The retractable roof on the top, constructed from Ethylene Tetrafluoroethylene (ETFE) helps to put down the heating load in the winter season and ensures natural ventilation in the summers. Additionally, a rainwater collecting system collects rainwater and it is further using for irrigation purposes.
The Edmond and Lily Safra Centre for Brain Sciences is a design that inspires science and technology, defined by an attention-seeking laser-cut facade. The facade pays homage to a pioneer of modern neuroscience, and at the same time, it helps to provide shade in the interiors. This intricate facade screen composes of 290 unique cast-aluminium panels.
The building is an interdisciplinary research centre, design with an intradisciplinary approach in order to encourage breakthroughs in the field of neurology. The Foster+Partners architects had the challenge to create the best sense of community, encourage sharing of ideas and knowledge, bring various people together and support their aspirations towards a common set goal.
And as a result of these requirements, the planning and functioning of the building create a flexible built environment with customized requirements.
There are individual workstations providing a personal space for researchers, and at the same time, there is a wide central courtyard acting as the social heart of the building. This courtyard breaks the conventional learning method and makes the knowledge-gaining a collaborative and socializing process.
The way this project is open to accommodate future requirements makes it a future-oriented architecture design.

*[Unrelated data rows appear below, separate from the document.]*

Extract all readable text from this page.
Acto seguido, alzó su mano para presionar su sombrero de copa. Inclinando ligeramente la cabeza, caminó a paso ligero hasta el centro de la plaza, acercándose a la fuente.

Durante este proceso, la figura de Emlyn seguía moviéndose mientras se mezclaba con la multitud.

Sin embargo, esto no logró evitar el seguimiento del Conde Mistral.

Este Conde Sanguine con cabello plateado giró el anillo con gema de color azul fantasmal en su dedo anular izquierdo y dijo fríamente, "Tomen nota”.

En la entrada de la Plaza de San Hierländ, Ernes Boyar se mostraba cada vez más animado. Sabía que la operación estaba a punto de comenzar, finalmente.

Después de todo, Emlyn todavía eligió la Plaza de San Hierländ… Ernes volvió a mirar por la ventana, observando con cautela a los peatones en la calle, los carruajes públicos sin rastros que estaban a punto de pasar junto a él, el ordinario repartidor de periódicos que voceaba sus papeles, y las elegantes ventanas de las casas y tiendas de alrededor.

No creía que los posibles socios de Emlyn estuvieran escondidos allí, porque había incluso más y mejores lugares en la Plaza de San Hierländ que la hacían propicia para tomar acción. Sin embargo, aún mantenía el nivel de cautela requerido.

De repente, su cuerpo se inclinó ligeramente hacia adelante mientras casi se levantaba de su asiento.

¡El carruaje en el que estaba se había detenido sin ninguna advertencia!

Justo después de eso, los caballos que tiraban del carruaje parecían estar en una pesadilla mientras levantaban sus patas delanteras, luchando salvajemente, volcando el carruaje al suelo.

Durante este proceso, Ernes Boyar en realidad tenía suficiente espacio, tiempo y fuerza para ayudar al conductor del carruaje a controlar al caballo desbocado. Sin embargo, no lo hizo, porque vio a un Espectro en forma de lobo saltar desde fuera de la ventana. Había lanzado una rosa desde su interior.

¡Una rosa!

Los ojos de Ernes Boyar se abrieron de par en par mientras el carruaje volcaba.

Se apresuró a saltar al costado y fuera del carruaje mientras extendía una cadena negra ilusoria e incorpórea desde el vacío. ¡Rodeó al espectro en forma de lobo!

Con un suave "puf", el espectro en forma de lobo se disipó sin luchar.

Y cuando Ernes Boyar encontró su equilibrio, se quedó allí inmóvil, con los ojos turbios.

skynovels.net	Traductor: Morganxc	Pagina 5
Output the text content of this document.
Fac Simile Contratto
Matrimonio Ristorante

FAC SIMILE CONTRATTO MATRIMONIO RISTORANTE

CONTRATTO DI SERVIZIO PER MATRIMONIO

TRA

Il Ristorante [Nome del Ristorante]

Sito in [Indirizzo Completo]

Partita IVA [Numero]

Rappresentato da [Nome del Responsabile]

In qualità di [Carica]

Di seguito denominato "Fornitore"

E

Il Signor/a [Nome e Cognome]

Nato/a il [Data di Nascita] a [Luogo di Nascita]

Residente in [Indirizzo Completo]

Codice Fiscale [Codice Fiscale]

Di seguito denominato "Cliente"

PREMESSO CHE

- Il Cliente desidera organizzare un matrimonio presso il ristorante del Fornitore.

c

This design by foster+partners serves well in the field of wellness and architecture taking necessary care of sustainability in the building.
Also Read: Jeuneville: A Futuristic, New Vertical Neighbourhood in Paris by Jean Nouvel!
“Understanding the enigma of the brain is the most challenging endeavour of the twenty-first century and research in this area is vital to the quality of life for millions of people,” said Spencer de Grey, Studio head.
He continues, “This is one of the most innovative projects of its kind at an Israeli university, with several laboratory complexes that are highly flexible to anticipate and accommodate future change, arranged around an open central courtyard that is at the heart of the scheme.”
The amalgamation of natural environments in the built environment creates a healthy working environment for the users which promotes healing and research in the direction of the same. The facade is unmatchable, the way it acts as a passive sustainability measure adds more to its value.
Also Read: Rice University New Architecture Art Building by Diller Scofidio + Renfro Architecture
This extraordinary building oriented for learning, socializing, and exploration in an environment-friendly manner will be home to a community of researchers and students who’ll make a profound impact in the field of neurology.